The Obama team seems almost dismissive of the foreign-policy savvy of his likely Republican rival, Mitt Romney. They see Romney as out of his depth on this subject, making gestures to his neoconservative supporters and talking tough, no matter the issue - almost in a caricature of the chest-beating unilateralist.
The trickiest test for Obama this year is Iran. He thinks the Iranians may be moving toward the confidence-building measure the P5+1 group has proposed, which would involve sending Iran's small store of 20 percent-enriched uranium outside the country in return for fuel rods and medical isotopes enriched at that level, from abroad. And if Iran agreed to stop enriching above 5 percent, that would effectively mean closing its facility at Fordo, near Qom, which was built for higher levels of enrichment.
There's still a lot of haggling ahead. Obama doubts the Iranians will decide to accept this package soon enough to delay the oil and other sanctions that are scheduled to take effect June 28 and July 1. But if a deal can be reached over the summer, he believes that would be enough to convince Israeli Defense Minister Ehud Barak that Iran's "zone of immunity" for building a weapon had been delayed - making an Israeli attack unnecessary.
On Syria, the other Middle East tinderbox, Obama knows that Kofi Annan's peace effort is failing, because of the former U.N. secretary-general's inability to halt violence and begin the transition from President Bashar al-Assad. Obama knows that Russia is the key to avoiding a civil war, but he doesn't think the Russians will commit to oust Assad unless they're convinced he can't govern, and that only a new government will contain extremism in Syria. Like Russian President Vladimir Putin, Obama thinks parts of the Syrian opposition would be worse than Assad - and he worries that the protracted struggle is empowering precisely these people. Obama is hoping to do business with Putin, whom he sees as the ultimate transactional leader.

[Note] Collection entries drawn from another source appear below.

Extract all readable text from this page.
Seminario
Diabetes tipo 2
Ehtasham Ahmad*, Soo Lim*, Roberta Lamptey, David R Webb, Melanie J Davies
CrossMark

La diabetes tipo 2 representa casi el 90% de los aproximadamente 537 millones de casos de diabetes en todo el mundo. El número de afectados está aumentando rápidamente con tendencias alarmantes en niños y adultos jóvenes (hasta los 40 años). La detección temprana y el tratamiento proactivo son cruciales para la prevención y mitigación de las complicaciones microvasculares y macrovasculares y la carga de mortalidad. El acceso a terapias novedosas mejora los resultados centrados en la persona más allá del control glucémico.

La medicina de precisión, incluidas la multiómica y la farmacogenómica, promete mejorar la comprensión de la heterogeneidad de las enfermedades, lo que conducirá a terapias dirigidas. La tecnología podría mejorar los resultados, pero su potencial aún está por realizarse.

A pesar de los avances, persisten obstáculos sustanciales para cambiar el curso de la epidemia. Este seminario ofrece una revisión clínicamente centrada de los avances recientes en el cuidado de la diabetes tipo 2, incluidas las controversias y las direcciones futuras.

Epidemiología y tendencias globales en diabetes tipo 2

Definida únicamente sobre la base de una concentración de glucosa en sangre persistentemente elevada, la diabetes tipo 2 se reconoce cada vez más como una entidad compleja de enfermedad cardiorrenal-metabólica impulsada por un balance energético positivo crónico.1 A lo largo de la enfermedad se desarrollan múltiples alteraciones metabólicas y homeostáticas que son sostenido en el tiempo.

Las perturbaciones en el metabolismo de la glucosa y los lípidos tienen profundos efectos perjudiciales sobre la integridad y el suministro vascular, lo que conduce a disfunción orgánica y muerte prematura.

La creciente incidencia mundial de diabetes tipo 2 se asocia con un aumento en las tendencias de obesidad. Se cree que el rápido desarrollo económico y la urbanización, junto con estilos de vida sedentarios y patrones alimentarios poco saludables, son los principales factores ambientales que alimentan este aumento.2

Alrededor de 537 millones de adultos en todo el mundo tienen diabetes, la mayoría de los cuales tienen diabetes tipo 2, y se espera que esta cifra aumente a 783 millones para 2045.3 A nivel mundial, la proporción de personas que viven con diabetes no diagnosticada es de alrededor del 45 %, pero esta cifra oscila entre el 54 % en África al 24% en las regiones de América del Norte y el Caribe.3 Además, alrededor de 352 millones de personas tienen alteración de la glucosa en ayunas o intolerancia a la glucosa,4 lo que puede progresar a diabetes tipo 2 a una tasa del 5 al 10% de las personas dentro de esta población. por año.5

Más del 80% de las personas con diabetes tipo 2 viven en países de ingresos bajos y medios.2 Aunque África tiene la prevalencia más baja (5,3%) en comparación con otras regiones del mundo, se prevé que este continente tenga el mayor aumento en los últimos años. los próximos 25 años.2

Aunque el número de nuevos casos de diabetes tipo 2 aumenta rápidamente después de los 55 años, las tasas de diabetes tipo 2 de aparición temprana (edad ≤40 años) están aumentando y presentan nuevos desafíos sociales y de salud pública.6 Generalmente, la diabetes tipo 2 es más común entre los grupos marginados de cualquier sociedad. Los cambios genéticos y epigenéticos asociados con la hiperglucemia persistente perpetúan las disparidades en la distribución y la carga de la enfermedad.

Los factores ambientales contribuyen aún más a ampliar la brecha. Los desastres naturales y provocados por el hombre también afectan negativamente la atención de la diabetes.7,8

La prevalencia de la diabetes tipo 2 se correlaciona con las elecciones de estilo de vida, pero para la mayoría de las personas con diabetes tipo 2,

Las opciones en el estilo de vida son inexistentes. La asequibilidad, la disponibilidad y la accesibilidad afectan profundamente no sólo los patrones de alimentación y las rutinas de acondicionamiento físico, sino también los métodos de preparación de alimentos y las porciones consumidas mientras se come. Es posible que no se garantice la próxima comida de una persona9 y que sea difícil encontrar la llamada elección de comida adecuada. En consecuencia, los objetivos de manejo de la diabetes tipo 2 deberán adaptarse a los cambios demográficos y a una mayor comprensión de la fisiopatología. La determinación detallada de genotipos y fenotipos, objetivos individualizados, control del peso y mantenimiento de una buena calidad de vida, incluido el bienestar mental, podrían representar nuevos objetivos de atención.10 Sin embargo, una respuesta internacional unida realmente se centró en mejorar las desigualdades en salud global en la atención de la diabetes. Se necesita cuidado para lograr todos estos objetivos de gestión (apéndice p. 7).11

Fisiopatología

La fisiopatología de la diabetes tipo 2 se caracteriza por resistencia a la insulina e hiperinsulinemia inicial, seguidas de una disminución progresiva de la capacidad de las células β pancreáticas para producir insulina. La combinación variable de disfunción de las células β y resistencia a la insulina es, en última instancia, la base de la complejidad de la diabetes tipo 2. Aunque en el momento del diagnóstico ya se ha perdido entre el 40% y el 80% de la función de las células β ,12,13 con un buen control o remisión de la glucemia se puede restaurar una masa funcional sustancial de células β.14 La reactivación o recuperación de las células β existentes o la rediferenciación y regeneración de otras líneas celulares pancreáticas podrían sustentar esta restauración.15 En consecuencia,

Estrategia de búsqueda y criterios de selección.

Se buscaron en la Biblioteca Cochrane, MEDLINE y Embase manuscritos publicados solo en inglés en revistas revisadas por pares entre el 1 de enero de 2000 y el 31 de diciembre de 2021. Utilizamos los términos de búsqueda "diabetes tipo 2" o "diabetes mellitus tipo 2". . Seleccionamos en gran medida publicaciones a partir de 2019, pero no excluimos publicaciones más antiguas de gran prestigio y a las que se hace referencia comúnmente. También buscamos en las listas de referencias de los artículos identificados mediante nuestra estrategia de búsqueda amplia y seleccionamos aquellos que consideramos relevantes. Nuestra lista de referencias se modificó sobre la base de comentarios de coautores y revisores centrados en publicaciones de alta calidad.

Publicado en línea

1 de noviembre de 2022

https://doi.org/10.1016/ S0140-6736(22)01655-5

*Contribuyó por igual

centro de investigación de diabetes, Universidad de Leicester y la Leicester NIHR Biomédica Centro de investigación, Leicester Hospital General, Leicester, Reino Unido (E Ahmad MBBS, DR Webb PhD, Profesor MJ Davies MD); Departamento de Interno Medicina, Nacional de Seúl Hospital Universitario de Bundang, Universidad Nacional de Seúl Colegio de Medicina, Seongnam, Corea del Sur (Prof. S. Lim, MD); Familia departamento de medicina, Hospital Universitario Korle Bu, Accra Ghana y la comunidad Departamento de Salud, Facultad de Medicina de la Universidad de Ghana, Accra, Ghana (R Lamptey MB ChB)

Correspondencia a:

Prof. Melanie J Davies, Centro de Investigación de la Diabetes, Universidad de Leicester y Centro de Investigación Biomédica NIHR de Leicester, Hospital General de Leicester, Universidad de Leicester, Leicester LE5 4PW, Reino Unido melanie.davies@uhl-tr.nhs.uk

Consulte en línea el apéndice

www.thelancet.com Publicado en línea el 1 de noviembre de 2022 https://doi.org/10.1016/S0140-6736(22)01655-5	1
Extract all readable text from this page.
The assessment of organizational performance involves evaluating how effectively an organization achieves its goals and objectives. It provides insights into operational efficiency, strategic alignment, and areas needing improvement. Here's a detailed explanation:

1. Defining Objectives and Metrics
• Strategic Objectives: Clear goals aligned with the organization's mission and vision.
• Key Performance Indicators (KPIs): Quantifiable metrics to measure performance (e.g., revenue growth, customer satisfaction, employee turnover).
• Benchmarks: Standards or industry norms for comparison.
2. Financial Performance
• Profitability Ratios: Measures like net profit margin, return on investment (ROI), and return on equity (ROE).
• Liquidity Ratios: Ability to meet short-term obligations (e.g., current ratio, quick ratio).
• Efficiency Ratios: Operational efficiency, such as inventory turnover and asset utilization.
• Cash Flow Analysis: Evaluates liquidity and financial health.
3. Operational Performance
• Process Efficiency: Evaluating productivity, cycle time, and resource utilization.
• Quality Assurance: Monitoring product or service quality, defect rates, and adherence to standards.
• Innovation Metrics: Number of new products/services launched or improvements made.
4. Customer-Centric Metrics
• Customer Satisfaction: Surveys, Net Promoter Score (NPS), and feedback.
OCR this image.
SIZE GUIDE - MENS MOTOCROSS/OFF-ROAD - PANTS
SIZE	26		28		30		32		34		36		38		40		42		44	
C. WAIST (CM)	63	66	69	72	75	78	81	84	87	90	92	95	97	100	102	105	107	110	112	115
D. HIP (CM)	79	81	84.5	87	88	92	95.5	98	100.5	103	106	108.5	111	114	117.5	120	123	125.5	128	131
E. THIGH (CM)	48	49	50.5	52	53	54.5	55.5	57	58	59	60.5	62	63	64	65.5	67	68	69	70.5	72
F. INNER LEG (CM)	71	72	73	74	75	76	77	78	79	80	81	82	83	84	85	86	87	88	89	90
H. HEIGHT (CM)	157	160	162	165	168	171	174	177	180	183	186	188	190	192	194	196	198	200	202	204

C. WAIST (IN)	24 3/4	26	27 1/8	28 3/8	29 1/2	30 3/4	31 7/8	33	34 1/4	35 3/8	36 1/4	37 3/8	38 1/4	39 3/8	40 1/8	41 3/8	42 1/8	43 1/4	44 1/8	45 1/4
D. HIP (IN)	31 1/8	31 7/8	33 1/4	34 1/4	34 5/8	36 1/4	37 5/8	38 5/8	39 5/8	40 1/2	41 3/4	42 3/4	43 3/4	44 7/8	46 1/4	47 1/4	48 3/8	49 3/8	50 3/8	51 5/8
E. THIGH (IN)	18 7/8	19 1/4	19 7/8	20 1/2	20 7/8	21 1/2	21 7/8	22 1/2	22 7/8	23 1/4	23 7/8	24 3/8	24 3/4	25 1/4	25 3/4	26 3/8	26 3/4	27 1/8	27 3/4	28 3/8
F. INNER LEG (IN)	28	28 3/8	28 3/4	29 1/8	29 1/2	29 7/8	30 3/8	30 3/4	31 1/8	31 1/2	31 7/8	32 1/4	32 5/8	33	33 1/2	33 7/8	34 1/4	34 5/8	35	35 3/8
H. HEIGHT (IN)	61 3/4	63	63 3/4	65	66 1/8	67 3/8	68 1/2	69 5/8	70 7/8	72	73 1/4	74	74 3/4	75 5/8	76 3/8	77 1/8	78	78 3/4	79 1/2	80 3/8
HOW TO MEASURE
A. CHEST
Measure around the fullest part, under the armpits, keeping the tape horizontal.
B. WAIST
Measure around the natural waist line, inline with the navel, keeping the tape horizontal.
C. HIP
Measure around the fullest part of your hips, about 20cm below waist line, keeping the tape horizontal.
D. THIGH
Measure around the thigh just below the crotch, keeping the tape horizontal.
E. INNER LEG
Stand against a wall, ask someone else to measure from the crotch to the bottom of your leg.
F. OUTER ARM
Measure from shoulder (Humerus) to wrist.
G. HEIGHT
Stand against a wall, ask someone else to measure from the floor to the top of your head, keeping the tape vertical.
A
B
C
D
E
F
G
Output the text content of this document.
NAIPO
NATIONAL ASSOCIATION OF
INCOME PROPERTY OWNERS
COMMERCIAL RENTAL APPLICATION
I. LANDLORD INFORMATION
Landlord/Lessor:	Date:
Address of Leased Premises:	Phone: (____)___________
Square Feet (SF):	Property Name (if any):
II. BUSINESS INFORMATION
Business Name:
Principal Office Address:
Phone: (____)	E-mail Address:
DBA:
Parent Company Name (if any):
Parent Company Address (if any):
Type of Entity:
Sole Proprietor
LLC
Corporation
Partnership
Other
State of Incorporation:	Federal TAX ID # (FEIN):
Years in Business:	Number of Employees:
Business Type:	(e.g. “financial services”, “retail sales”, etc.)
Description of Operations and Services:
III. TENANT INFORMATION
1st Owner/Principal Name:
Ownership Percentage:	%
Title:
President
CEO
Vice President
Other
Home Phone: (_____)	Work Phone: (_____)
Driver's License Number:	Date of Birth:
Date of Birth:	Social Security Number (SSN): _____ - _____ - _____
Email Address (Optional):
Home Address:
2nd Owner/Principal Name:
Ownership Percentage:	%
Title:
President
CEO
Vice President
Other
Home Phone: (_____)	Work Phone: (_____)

What's striking about Obama's management of foreign policy is that he knows what he knows. To take one delicate example, he understands that China depends on good relations with the U.S. during its bumpy time of leadership transition - and he knows it's important not to gratuitously embarrass the Chinese leadership.
Obama is beginning to think about what he would do in a second term, and it's a predictable list - addressing climate change, reducing nuclear weapons, reviving the Palestinian peace process, managing the "Arab Spring" and improving development assistance for Africa. But it isn't so much the specific things he wants as the one big thing he has learned - which is how to make decisions in the Oval Office. This sense of having learned on the job is what he'll try to sell the country come November.